Lundy Island may have come under attack during the Viking raids on Devon, Bristol and Wales that took place in the eighth and ninth centuries. The Viking chieftain, Hubba, led a raid on North Devon from Wales in 878 and was killed near Appledore on the coast of the mainland. An area known as the Giants’ Graves on Lundy is rumoured to be his resting place.
The most obvious historical influence on the island, by virtue of the fact that the village tavern is named after them, is the de Marisco family. The de Mariscos were Normans who bought Lundy in 1166 and then hung grimly onto it despite royal attempts to grant it to the Templars. Over the next few centuries, especially in the 17th, Lundy was used as a pirate base for raids on ships travelling up the Bristol Channel.
The mainland locals didn’t let it go without a fight, however – a particularly feisty band of Clovelly fishermen once succeeded in routing an entire pirate gang and burning their ships.

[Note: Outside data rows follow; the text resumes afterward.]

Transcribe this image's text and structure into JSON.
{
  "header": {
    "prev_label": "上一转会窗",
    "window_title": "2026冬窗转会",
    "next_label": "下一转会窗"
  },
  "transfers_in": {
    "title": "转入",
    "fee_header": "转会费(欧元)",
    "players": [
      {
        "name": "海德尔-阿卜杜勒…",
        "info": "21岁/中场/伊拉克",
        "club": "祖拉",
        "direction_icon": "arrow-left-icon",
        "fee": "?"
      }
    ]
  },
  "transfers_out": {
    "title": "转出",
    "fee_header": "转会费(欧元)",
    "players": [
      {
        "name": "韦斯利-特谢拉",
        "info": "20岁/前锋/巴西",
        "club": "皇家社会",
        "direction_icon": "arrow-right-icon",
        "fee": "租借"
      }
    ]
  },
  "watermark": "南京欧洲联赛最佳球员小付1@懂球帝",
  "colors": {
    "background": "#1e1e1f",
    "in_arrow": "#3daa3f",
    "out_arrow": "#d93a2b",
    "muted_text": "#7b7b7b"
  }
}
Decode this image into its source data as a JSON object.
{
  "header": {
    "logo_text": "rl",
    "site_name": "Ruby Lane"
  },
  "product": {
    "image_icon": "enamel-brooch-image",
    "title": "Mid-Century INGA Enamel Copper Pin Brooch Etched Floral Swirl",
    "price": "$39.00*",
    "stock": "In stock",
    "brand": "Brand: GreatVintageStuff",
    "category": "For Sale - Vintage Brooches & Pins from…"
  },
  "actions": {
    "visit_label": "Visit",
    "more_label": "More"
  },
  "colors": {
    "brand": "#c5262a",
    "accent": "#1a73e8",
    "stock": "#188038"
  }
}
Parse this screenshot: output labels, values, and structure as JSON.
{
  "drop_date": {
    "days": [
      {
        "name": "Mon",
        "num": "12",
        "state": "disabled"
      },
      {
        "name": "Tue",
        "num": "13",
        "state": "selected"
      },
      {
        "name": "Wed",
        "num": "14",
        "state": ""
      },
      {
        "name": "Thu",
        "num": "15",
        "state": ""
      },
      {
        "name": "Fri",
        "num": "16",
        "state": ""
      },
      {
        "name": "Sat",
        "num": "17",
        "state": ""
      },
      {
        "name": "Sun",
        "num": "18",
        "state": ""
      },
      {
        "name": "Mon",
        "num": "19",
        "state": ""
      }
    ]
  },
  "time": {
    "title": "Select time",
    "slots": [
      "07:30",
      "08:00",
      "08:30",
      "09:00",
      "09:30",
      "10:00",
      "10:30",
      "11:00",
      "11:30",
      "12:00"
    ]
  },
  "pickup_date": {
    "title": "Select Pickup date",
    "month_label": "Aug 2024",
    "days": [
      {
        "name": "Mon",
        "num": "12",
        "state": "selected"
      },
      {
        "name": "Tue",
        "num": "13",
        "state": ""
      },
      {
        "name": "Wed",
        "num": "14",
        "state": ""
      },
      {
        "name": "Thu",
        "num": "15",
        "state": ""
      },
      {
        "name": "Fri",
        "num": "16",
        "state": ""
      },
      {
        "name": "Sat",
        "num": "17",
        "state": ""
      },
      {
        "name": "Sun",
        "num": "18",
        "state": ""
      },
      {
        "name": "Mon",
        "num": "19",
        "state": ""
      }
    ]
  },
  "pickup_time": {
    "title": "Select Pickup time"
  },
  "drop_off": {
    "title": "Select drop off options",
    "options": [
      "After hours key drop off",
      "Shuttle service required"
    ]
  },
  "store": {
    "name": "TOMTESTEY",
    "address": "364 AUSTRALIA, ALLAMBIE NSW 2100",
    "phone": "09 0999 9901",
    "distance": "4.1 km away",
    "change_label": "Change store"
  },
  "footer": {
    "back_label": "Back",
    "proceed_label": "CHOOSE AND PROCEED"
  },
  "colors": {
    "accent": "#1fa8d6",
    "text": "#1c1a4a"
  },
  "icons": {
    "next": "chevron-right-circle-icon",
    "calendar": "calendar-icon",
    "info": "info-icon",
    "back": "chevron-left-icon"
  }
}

Rather more sombrely, the island was later offered as a safe haven for Sir Lewis Stukeley, the man who became a social outcast after his arrest of Sir Walter Ralegh. Sir Lewis died, insane, on Lundy in 1620.
The island then entered a period of decline and was evidently so unappealing that around the turn of the 19th century it was bought for a mere £700 by a man named De Vere Hunt. His son, however, literally gambled it away to a rather surprised and reluctant victor, who then spent several years trying to sell his unwanted winnings.
In 1834 Lundy Island was purchased as a family home by Sir William Hudson Heaven, who built the first road on the island as well as an elegant house named Millcombe. The family then remained on the island for over 80 years, presiding over its most prosperous period, and their legacy is apparent from the numerous gravestones in the cemetery. It was around this period that the writer Charles Kingsley visited the island, which he later described in his novel Westward Ho!
Lundy Island was bought by the National Trust via a private donation in 1969, and is maintained by the Landmark Trust. Visitors to the island can stay in a wide range of accommodation, from the keep of a castle built in 1244 to the aforementioned Millcombe,
for a truly historical experience.
Don’t miss: the early medieval Christian burial stones in the Beacon Hill cemetery that is by the Old Light.